With Ikhwan losing its teeth after the killing of its top commanders including Kuka Parray, the entire Sonawari belt started to bounce back to normalcy. “After Kuka Parray’s killing, we lived quite lives till 2016,” said Mukhtar.
But in the aftermath of Burhan’s killing Hajin saw a record number of protests and stone-pelting incidents, something they had not done since Ikhwan era. “All of a sudden political workers fell quite in this area,” said Mukhtar, who now runs a shop in the main market.
Even former Ikhwanis like Irshad and Kuka Parray’s son Imtiyaz Parray, who joined Congress, couldn’t move freely in Hajin now. “Their rule is over. This area is now dominated by militants, especially from Lashkar-e-Toiba,” said Mukhtar.

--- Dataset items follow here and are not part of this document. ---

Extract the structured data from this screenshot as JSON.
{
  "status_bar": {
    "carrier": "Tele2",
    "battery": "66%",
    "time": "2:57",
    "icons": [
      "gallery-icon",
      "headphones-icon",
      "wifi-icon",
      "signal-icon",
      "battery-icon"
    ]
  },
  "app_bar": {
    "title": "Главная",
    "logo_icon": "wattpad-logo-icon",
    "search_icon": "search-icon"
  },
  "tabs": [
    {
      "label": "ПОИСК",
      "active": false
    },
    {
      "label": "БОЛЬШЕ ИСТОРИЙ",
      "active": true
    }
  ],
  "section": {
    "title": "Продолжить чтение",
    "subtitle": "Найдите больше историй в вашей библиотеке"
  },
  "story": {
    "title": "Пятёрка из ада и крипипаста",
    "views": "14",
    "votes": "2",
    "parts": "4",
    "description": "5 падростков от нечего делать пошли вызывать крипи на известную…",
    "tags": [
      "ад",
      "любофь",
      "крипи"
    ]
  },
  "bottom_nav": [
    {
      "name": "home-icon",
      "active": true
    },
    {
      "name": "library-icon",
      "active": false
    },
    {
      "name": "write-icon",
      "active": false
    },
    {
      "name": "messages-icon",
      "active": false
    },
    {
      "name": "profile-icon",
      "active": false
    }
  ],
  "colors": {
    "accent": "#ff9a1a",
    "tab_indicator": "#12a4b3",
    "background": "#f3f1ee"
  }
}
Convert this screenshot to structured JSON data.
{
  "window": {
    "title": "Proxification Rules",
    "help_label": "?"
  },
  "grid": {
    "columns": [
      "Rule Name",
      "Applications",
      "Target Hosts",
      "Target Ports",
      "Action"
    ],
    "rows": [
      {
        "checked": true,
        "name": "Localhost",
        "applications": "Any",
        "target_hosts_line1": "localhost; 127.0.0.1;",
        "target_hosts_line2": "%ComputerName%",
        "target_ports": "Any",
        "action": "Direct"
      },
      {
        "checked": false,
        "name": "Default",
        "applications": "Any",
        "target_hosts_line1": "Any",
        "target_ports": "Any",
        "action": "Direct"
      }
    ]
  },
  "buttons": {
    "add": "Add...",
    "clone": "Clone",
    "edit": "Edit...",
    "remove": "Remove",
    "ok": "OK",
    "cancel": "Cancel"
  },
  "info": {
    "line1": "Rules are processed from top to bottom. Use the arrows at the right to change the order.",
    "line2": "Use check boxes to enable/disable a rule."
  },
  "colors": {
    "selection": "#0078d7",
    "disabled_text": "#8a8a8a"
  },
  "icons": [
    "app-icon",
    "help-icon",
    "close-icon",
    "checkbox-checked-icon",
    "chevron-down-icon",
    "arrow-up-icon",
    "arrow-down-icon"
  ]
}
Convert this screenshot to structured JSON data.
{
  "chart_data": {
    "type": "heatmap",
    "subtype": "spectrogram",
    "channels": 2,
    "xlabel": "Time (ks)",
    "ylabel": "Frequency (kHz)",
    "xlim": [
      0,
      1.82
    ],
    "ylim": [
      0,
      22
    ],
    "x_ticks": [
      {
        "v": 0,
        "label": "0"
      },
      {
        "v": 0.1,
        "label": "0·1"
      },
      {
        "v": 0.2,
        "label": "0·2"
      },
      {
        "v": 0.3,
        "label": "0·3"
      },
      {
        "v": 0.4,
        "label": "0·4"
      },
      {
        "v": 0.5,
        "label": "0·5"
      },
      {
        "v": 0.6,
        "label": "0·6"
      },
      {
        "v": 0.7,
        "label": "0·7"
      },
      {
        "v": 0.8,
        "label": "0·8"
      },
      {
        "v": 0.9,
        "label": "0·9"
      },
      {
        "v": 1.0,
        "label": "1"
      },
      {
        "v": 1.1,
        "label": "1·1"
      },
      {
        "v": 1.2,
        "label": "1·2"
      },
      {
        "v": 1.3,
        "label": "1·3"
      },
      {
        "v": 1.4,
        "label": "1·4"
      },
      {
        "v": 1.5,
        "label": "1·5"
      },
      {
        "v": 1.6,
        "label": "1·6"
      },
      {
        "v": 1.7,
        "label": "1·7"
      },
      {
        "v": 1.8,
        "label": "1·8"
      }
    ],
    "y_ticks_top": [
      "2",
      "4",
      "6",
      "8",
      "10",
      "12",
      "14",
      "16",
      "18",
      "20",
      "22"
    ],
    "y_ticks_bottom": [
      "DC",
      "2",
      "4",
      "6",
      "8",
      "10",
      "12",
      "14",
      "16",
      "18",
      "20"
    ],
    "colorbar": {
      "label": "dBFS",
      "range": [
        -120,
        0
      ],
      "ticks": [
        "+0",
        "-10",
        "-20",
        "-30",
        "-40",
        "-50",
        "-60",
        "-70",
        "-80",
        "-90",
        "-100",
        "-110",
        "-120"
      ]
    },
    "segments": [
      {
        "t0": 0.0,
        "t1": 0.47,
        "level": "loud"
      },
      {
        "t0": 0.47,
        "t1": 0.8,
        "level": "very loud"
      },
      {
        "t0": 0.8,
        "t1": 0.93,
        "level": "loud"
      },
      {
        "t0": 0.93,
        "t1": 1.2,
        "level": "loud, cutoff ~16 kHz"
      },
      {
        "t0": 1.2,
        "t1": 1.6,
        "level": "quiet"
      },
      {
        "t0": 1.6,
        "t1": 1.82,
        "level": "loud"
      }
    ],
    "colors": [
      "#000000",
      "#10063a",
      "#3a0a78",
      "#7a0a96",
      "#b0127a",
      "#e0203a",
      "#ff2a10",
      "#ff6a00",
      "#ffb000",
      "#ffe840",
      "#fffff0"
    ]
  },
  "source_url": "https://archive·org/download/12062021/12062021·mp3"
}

Around 15 km away in Sopore town, Altaf, block-level Congress worker since 2013, who helped a local candidate contest state assembly elections in 2014, hardly leaves his house now. Born into a small orchardist family in a village adjacent to Sopore town, Altaf now regrets his decision of joining Congress. “I have put my entire family in danger. I cannot even visit my orchards without feeling scared,” said Altaf.
Whenever there is an encounter in the area, Altaf and his family, including his father, mother, two unmarried sisters and his younger brother, stay indoors, or stay at their relative’s house in another village. “How can we trust anyone? There are even fake militants on the loose in south Kashmir nowadays,” said Altaf, quoting a viral video clip where Hizb commander Sameer Tiger is seen beating two fake militants. Tiger was killed along with his childhood friend Aquib Khan in an encounter in Drabgam, his native village on April 30, 2018. “You never know which agency will kill you to serve its interests,” said Altaf. “Just like Panchs and Sarpanchs, now political workers are soft targets.”
(Some names in the story have been changed on request to protect the identity.)